Initialization function for parameters for self-adaptive processes.

Examples are recombination weights and learning rates for the covariance matrix adapation.

init_dynamic_parameters() → None

Initialization function of parameters that represent the dynamic state of the CMA-ES.

Examples of such parameters are the Covariance matrix C and its eigenvectors and the learning rate sigma.

init_fixed_parameters() → None

Initialization function for parameters that are not restarted during a run.

init_local_restart_parameters() → None

Initialization function for parameters for local restart strategies, i.e. IPOP.

TODO: check if we can move this to separate object.

init_selection_parameters() → None

Initialization function for parameters that influence in selection.

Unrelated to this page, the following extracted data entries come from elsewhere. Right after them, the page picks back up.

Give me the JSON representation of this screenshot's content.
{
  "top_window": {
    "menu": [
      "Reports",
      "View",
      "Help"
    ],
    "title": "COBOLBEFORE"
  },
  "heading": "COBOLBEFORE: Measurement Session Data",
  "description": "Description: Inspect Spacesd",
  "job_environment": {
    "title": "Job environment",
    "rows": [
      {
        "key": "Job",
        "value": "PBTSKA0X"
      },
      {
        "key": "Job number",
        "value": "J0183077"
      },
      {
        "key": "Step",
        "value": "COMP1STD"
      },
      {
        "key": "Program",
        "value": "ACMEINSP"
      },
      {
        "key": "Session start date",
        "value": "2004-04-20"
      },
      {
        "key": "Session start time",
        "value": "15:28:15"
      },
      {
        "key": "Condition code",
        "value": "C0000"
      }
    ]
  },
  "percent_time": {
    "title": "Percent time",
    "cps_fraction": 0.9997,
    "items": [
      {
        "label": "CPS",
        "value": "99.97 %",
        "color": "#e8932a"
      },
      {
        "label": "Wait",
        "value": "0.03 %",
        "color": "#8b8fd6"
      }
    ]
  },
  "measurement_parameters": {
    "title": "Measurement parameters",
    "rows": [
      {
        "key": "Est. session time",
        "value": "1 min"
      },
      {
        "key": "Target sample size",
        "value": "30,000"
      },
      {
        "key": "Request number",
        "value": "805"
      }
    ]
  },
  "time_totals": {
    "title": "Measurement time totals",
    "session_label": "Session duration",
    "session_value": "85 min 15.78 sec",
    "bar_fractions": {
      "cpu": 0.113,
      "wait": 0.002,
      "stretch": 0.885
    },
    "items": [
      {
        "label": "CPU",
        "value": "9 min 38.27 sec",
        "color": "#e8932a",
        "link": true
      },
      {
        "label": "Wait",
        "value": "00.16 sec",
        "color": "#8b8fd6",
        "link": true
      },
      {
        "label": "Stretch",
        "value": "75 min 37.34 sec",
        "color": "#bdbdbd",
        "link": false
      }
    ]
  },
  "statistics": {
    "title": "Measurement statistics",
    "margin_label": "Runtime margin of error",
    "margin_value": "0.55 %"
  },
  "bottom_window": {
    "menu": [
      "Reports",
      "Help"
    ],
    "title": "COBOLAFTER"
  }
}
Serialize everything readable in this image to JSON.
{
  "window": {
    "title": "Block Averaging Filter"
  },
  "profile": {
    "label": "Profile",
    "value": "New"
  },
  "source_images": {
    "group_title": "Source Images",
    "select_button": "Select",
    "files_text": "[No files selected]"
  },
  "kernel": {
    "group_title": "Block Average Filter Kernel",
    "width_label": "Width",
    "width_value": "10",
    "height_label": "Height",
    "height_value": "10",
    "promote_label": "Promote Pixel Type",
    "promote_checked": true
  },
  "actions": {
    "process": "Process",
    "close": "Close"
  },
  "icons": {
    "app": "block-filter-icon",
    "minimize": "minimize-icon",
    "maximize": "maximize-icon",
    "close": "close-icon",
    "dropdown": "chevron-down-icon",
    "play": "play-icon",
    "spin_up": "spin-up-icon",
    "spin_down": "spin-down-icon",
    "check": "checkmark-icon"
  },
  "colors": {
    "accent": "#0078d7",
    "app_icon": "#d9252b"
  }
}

static load(filename: str)modcma.parameters.Parameters

Load stored parameter objects from pickle.

Parameters

filename (str) – A file path

Returns

Return type

A Parameters object

perform_eigendecomposition() → None

Method to perform eigendecomposition.

If sigma or the coveriance matrix has degenerated, the dynamic parameters are reset.

perform_local_restart() → None

Method performing local restart, if a restart strategy is specified.

record_statistics() → None

Method for recording metadata.

save(filename: str = 'parameters.pkl') → None

Save a parameters object to pickle.

Parameters

filename (str) – The name of the file to save to.